To find out the value of the constant of integration, we calculate the function at point \(a = 0\) according to our definition

\(\displaystyle F(0) = \int_{0} ^{\pi/2} \ln (1) \mathrm{d}a = 0\)

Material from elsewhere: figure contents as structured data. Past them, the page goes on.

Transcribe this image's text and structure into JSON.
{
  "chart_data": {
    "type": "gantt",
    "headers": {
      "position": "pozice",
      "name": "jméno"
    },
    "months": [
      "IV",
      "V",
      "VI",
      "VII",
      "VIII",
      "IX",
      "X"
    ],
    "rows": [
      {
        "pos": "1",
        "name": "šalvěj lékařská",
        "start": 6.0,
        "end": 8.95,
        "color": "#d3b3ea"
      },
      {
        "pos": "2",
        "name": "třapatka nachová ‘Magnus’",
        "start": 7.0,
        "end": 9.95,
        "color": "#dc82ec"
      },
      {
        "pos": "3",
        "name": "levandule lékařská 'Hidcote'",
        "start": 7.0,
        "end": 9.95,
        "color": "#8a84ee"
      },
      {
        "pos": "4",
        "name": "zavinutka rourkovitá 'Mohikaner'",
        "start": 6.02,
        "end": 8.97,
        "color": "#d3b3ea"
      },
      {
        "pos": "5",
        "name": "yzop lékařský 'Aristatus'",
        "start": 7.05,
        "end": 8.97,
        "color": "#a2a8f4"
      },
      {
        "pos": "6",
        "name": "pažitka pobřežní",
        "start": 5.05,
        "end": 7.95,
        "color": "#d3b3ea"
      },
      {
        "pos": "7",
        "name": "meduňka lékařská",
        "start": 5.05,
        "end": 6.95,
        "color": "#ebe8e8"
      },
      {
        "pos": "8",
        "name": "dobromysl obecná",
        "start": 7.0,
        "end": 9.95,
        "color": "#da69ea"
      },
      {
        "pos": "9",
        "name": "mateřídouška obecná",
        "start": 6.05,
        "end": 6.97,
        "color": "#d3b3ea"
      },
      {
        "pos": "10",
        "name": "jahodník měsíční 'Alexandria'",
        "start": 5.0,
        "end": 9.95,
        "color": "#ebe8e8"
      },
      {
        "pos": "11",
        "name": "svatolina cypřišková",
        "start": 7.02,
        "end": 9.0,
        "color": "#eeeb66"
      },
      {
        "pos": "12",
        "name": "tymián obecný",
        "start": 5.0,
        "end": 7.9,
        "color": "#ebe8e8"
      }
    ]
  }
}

and using the general result we derived

\(\displaystyle \begin{align*}F(0) &= \lim_{a\to 0+} \frac{\pi}{2} \ln \left( \frac{a(\sqrt{a+1} + 1)}{\sqrt{a+1} - 1} \right) + C \\ &= \frac{\pi}{2} \lim_{a \to 0+} \ln \left( \frac{a(1 + \frac{a}{2} - \frac{a^2}{8} + \cdots + 1)}{1 + \frac{a}{2} - \frac{a^2}{8}} + \cdots - 1 \right) + C \\ &= \frac{\pi}{2} \lim_{a\to 0+} \ln \left( \frac{2 + \frac{a}{2} + \cdots}{\frac{1}{2} - \frac{a}{8} + \cdots} \right) + C \\ &= \pi \ln 2 + C.\end{align*}\)

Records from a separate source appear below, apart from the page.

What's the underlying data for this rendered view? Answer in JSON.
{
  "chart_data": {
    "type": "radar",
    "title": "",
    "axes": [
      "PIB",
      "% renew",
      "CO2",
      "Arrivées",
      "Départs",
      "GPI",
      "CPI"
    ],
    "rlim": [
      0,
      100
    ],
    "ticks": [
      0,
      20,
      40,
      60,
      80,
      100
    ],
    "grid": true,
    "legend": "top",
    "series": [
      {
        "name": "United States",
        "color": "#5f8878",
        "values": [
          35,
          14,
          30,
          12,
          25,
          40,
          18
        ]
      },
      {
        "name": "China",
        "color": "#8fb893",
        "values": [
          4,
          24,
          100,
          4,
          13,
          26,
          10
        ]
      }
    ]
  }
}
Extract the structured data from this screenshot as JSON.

Since the value of the function must be the same, no matter which way is being used, we obtain \(C = -\pi \ln 2.\) Hence finally

\(\displaystyle F(a) = \frac{\pi}{2} \ln \left( \frac{a(\sqrt{a+1} + 1)}{\sqrt{a+1} - 1} \right) - \pi \ln 2,\)

and

\(\displaystyle \begin{align*}\int_{0} ^{\pi/2} \ln \left( 1 + \sin ^{2} (t) \right) \mathrm{d}t &= F(a) \\ &= \frac{\pi}{2} \ln \left( \frac{\sqrt{2} + 1}{\sqrt{2} - 1} \right) - \pi \ln 2 \\ &= \pi \ln \left( \frac{\sqrt{2} + 1}{2} \right).\end{align*}\)

Yey! So we've left only the integral \(III.\)

Integration of integral III

Here we first use the double angle formulas to get rid of squares. After it, we substitute \(2t = u\) and apply Weierstrass substitution. In other words

\(\displaystyle \begin{align*}III &= \int_0 ^{\pi/2} \frac{\cos ^2 (t)}{1 + \sin ^2 (t)} \mathrm{d}t \\ &= \int_{0} ^{\pi/2} \frac{1 + \cos (2t)}{3 - \cos (2t)} \mathrm{d}t \\ &= \frac{1}{2} \int_{0} ^{\pi} \frac{1 + \cos (u)}{3 - \cos (u)} \mathrm{d}u \\ &= \frac{1}{2} \int_{0} ^{\infty} \frac{1 + \frac{1 - p^2}{1 + p^2}}{3 - \frac{1 - p^2}{1 + p^2}} \ \frac{2\mathrm{d}p}{1 + p^2} \\ &= \int_{0} ^{\infty} \frac{\mathrm{d}p}{(1 + p^2)(1 + 2p^2)} \\ &= \cdots \\ &= \frac{\pi (\sqrt{2} - 1)}{2}.\end{align*}\)

Final result

\(\displaystyle \begin{align*}I &= \frac{\pi ^3}{8} - \pi \ II - \pi \ III \\ &= \frac{\pi ^3}{8} - \pi \left(\frac{\pi \ln 2}{4} - \frac{1}{2} \pi \ln \left( \frac{\sqrt{2} + 1}{2} \right) \right) - \pi \cdot \frac{\pi (\sqrt{2} - 1)}{2} \\ &= \frac{\pi ^3}{8} - \frac{\pi ^2}{4} \ln \left( \frac{8}{3 + 2\sqrt{2}} \right) - \frac{\pi ^2 (\sqrt{2} - 1)}{2} \\ &\approx 1.05031\ldots\end{align*}\)